Bei der Reichstagswahl im Dezember gehen die Stimmen der Nationalsozialisten um über 1000 zurück, die DVP wird stärkste, die SPD zweitstärkste Partei. – Eine Viehzählung in der Stadt ergibt 300 Stück Vieh und 7500 Hühner.

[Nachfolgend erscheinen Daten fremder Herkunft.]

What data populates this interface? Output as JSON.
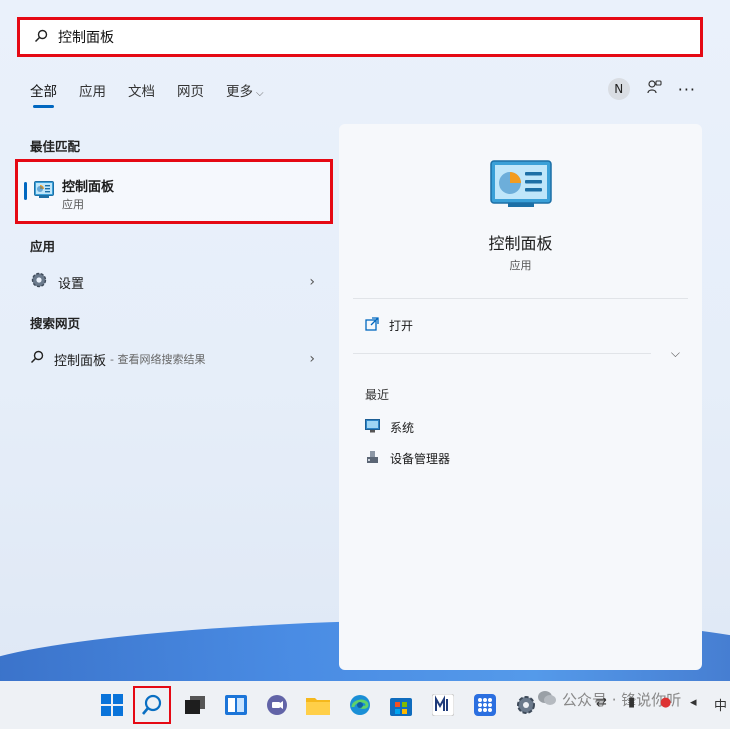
{
  "search": {
    "query": "控制面板"
  },
  "filters": [
    {
      "label": "全部"
    },
    {
      "label": "应用"
    },
    {
      "label": "文档"
    },
    {
      "label": "网页"
    },
    {
      "label": "更多"
    }
  ],
  "account": {
    "initial": "N"
  },
  "sections": {
    "best_match": "最佳匹配",
    "apps": "应用",
    "web": "搜索网页"
  },
  "best_match_item": {
    "title": "控制面板",
    "subtitle": "应用"
  },
  "apps_item": {
    "label": "设置"
  },
  "web_item": {
    "label": "控制面板",
    "hint": "- 查看网络搜索结果"
  },
  "detail": {
    "title": "控制面板",
    "subtitle": "应用",
    "open_label": "打开",
    "recent_label": "最近",
    "recent_items": [
      {
        "label": "系统"
      },
      {
        "label": "设备管理器"
      }
    ]
  },
  "watermark": {
    "text": "公众号 · 锋说你听"
  },
  "tray": {
    "lang": "中"
  },
  "colors": {
    "accent": "#0067c0",
    "highlight": "#e50914"
  }
}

In der Landesbibliothek wird die Ausstellung „Die Entwicklung unserer Schrift“ gezeigt. In einem kleineren Bibliotheksraum wird eine Dauerausstellung zum Andenken an Lessing eröffnet. Damit kann die „Lessing-Bibliothek“ zum ersten Mal eine ständige Sammlung von Lessingiana vorführen. – Die Mitglieder der Schützengesellschaft beschäftigen sich mit dem Gedanken, einen Saal zu bauen, denn „nach dem Eingehen der Säle des ‚Deutschen Hauses‘ und des ‚Löwen‘ müsse man von einer Saalarmut in Wolfenbüttel“ sprechen. Das Projekt wird jedoch nicht ausgeführt und erst Ende der 50er Jahre wieder aufgegriffen. – Neuer Direktor des Braunschweigischen Staatsarchivs wird Hermann Voges (bis 1938). – Der Kreisgemeindeverband erwirbt die vorgeschichtliche Sammlung des Kantors Knoop aus Börßum. Daraus entsteht später das Kreismuseum für Urgeschichte. – Der im 30-jährigen Krieg zwischen Lechlumerholz und der Oker errichtete „Schwedendamm“ wird abgetragen.

Georg Ruppelt erzählt jede Woche Geschichte und Geschichten aus Stadt und Kreis. Ruppelt war stellvertretender Direktor der Herzog-August-Bibliothek und Direktor der Gottfried-Wilhelm- Leibniz-Bibliothek.